Das Arbeitsgericht Berlin argumentiert aber anders. Inwieweit ein Mitarbeiter dauerhaft erkrankt, kann im Vorhinein (ex ante) nicht festgestellt werden. Die dauerhafte Erkrankung ergibt sich erst aus der Rückschau (ex post). Ein Arbeitgeber könne nicht absehen, ob ein Arbeitnehmer für den Rest des Jahres oder sogar noch länger erkrankt bleibe. Daraus folge, dass die Verpflichtung, auf den zunehmenden Jahresurlaub hinzuweisen, ex ante bestehe. Der Arbeitgeber muss über den Umfang des Urlaubsanspruchs aufklären und die Folgen skizzieren, die sich ergeben, wenn der Urlaub nicht genommen wird bzw. werden kann.
Nach Auffassung des Arbeitsgerichts beinhaltet dies auch nicht, dass dadurch ein Arbeitnehmer gedrängt werde, entgegen einer bestehenden Arbeitsunfähigkeit Urlaub zu beantragen oder er sich gar genötigt fühlen würde, einen solchen zu nehmen.

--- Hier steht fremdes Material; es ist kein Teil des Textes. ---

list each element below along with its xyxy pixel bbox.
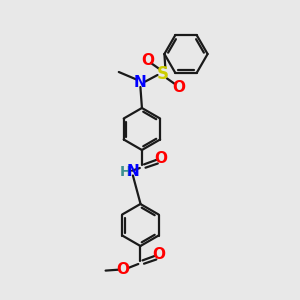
- Text: O: O: [154, 151, 167, 166]
- Text: H: H: [120, 165, 131, 179]
- Text: N: N: [134, 75, 147, 90]
- Text: S: S: [157, 64, 169, 82]
- Text: N: N: [127, 164, 139, 179]
- Text: O: O: [172, 80, 185, 94]
- Text: O: O: [141, 52, 154, 68]
- Text: O: O: [116, 262, 130, 277]
- Text: O: O: [152, 247, 166, 262]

Es reicht daher auch nicht aus, jeweils abzuwarten und sodann der Hinweisobliegenheit erst wieder ab dem ersten möglichen Tag nach dem Ende der Arbeitsunfähigkeit nachzukommen. Es kommt gar nicht darauf an, so das Arbeitsgericht, dass der Urlaubsanspruch während der bestehenden Arbeitsunfähigkeit nicht gewährt werden kann, sondern allein darauf, dass der Arbeitgeber auf die Folgen hinweisen muss. Ein solcher Hinweis kann auch ohne Weiteres innerhalb einer bestehenden Arbeitsunfähigkeit erfolgen. Es handelt sich dann nicht um eine Ermahnung oder ein Drängen, sondern schlicht darum, dass der Arbeitnehmer eine entsprechende Kenntnis erhält.

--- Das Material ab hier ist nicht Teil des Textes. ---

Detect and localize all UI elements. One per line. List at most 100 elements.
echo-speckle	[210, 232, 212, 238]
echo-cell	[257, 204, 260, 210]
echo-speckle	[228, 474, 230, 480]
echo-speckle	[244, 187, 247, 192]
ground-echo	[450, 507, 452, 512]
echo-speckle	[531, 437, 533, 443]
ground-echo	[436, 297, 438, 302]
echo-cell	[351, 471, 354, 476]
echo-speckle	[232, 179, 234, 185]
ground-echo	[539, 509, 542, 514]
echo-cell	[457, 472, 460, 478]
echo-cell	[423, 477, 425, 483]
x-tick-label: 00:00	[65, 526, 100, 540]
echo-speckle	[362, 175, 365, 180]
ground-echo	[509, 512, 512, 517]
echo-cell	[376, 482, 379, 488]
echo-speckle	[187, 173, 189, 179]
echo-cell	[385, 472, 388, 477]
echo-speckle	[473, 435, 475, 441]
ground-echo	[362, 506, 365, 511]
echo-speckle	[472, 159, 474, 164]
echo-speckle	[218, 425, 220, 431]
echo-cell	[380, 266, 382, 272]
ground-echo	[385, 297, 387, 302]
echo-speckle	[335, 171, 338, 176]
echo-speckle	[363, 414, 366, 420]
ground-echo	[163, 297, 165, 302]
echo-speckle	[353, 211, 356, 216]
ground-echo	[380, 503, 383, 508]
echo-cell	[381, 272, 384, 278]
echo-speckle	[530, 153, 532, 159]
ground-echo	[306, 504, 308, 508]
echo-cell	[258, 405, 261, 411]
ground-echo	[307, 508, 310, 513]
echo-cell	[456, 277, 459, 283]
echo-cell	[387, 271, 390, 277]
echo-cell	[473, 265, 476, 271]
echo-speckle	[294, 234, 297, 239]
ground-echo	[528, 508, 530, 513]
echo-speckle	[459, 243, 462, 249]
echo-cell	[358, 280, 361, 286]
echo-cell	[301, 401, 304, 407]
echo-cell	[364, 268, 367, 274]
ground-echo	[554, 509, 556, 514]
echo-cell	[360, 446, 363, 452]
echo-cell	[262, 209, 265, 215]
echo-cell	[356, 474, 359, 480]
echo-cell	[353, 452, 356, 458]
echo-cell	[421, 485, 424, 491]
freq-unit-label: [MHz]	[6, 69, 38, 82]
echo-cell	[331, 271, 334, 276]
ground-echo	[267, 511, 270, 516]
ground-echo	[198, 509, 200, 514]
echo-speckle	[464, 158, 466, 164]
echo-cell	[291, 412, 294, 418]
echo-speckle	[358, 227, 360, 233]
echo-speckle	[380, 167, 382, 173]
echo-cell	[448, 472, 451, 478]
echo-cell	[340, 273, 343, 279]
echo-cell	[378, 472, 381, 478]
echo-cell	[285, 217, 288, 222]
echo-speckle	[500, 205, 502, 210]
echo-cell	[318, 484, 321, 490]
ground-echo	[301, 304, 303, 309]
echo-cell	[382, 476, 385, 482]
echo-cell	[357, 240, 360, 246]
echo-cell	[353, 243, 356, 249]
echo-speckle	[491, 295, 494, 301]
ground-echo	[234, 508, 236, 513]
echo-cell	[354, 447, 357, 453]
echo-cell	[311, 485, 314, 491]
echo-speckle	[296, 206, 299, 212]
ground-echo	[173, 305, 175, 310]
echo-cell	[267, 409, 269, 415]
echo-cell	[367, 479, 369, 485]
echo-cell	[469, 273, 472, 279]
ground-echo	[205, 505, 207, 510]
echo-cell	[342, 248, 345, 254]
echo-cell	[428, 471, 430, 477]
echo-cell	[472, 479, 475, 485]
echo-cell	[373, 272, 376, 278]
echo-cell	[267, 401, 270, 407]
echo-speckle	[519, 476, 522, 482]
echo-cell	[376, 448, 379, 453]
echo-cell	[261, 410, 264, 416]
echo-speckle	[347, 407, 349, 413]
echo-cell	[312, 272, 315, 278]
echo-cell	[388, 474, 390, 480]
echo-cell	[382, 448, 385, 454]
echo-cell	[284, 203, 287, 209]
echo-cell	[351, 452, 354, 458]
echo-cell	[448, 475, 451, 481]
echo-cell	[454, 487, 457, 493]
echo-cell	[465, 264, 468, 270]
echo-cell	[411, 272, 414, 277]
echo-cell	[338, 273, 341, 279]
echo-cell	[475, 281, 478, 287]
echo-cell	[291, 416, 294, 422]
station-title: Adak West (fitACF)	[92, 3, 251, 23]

In seinen Hinweisen könne der Arbeitgeber ggf. auch danach differenzieren, in welcher Konstellation Urlaub verfallen würde und in welcher nicht, beispielsweise mit Hinweis darauf, dass im Fall durchgehender Arbeitsunfähigkeit ein Urlaubsverfall erst nach 15 Monaten eintreten kann. Es gebe daher keinerlei Grund, die Hinweisobliegenheiten während einer bestehenden Arbeitsunfähigkeit zu suspendieren.
Hinweis für die Praxis:
Das Arbeitsgericht Berlin verlangt also, dass Arbeitgeber alle (!) Arbeitnehmer jährlich auf die Urlaubsobliegenheiten im Sinne der neuen Rechtsprechung hinweisen. Dies gilt dann auch für dauererkrankte Mitarbeiter bzw. solche, die sich aktuell in Arbeitsunfähigkeit befinden. Eine Differenzierung der Arbeitsfähigkeit darf nicht stattfinden.
Fazit
Diese Rechtsprechung stellt Arbeitgeber vor vielfältige Probleme. Erkrankte Mitarbeiter können nicht so belehrt werden, wie die gesunde Belegschaft. Einem erkrankten Mitarbeiter kann man z.B. nicht mitteilen, dass sein Jahresurlaub am Ende verfällt, wenn er ihn bis dahin nicht genommen hat. Es müsste dann eine differenziertere Belehrung erfolgen und im Einzelnen die für dauerkrankte Mitarbeiter geltende 15-Monats-Frist erklärt werden. All dies deckt sich nicht mit der bisher ergangenen Rechtsprechung des Bundesarbeitsgerichts. Es handelt sich bislang um ein Einzelurteil. Letzte Klarheit kann nur die Rechtsprechung des Bundesarbeitsgerichts zu dieser Frage bringen. Wir werden daher über die weitere Entwicklung der Rechtsprechung zu dieser wichtigen Problematik berichten.